To complete the riddle, I would add, that, notwithstanding all these complaints, which seem great enough to forbid my hope, to plunge me in despair—I have peace at bottom. I see, I know, I cannot deny, that he is all-sufficient; that he can, and does pity and help me, unworthy as I am; and though I seldom enjoy a glimpse of sunshine—yet I am not wholly in the dark. My heart is vile, and even my prayers are sin; I wish I could mourn more—but the Lord forbid I should sorrow as those that have no hope. He is able to save to the uttermost. His blood speaks louder than all my evils. My soul is very sick—but my Physician is infallible. He never turns out any as incurable, of whom he has once taken the charge. That would be equally to the dishonor of his skill and his compassion. Had he been willing that I should perish, he would not have wrought a miracle (for I account it no less) to save me from sinking into the great deep, when he first put it in my heart, to cry to him for mercy. And, oh, what astonishing goodness has followed me from that day to this! Help me to praise him; and may he help you to proclaim the glory of his salvation, and to rejoice in it yourself.

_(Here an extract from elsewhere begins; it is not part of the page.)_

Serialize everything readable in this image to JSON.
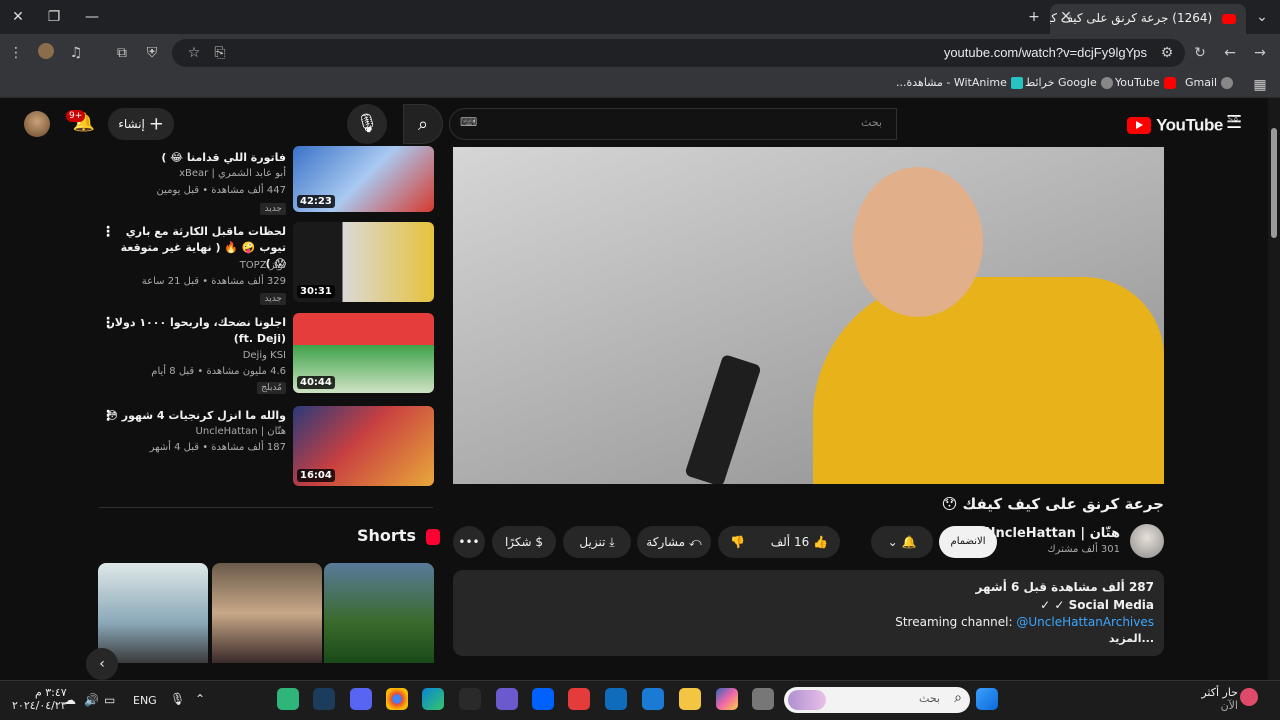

I am affectionately yours.
December 6, 1772
I long for you to learn to distinguish between what are properly the effects of a nature miserably depraved, and which shows itself in the heart of every child of God—and the effects of Satan's immediate temptations. What you complain of, are fiery darts—but you cannot be properly said to shoot them at yourself; they come from an enemy, and the shield of faith is given to you—that you may quench them. Why then, are you so ready to throw it away?
You seem to think yourself better at one time than at another. I believe that we, as in and of ourselves, are always alike. Look at the sea; sometimes it rages and tosses its waves, at another time it is calm and smooth. But the nature of the sea is not changed; it is not grown more gentle in itself than it was before; wait but until the next storm, and you will see it rage again as much as ever. Our unrenewed part is as untamable as the sea. When temptations are at a distance, or the Lord is present, it may lie quiet—but it is always deceitful and desperately wicked. Or like a lion, which may be sometimes awake, sometimes asleep; but whether asleep or awake, it is a lion still, and a little matter will rouse it from its slumber, and set it roaring; though, while sleeping, it may seem as harmless as a kitten!
If we could muse less upon ourselves, and meditate more upon the Lord Jesus—we would do better. He likewise, is always the same—as near and as gracious in the storm—as in the calm. Yes, he expresses a peculiar care of those who are tempted, tossed, and not comforted. Though you are sore thrust at that you may fall—He will be your refuge. But I wish you could more readily rest upon his Word, and rejoice in his righteousness, even in that only.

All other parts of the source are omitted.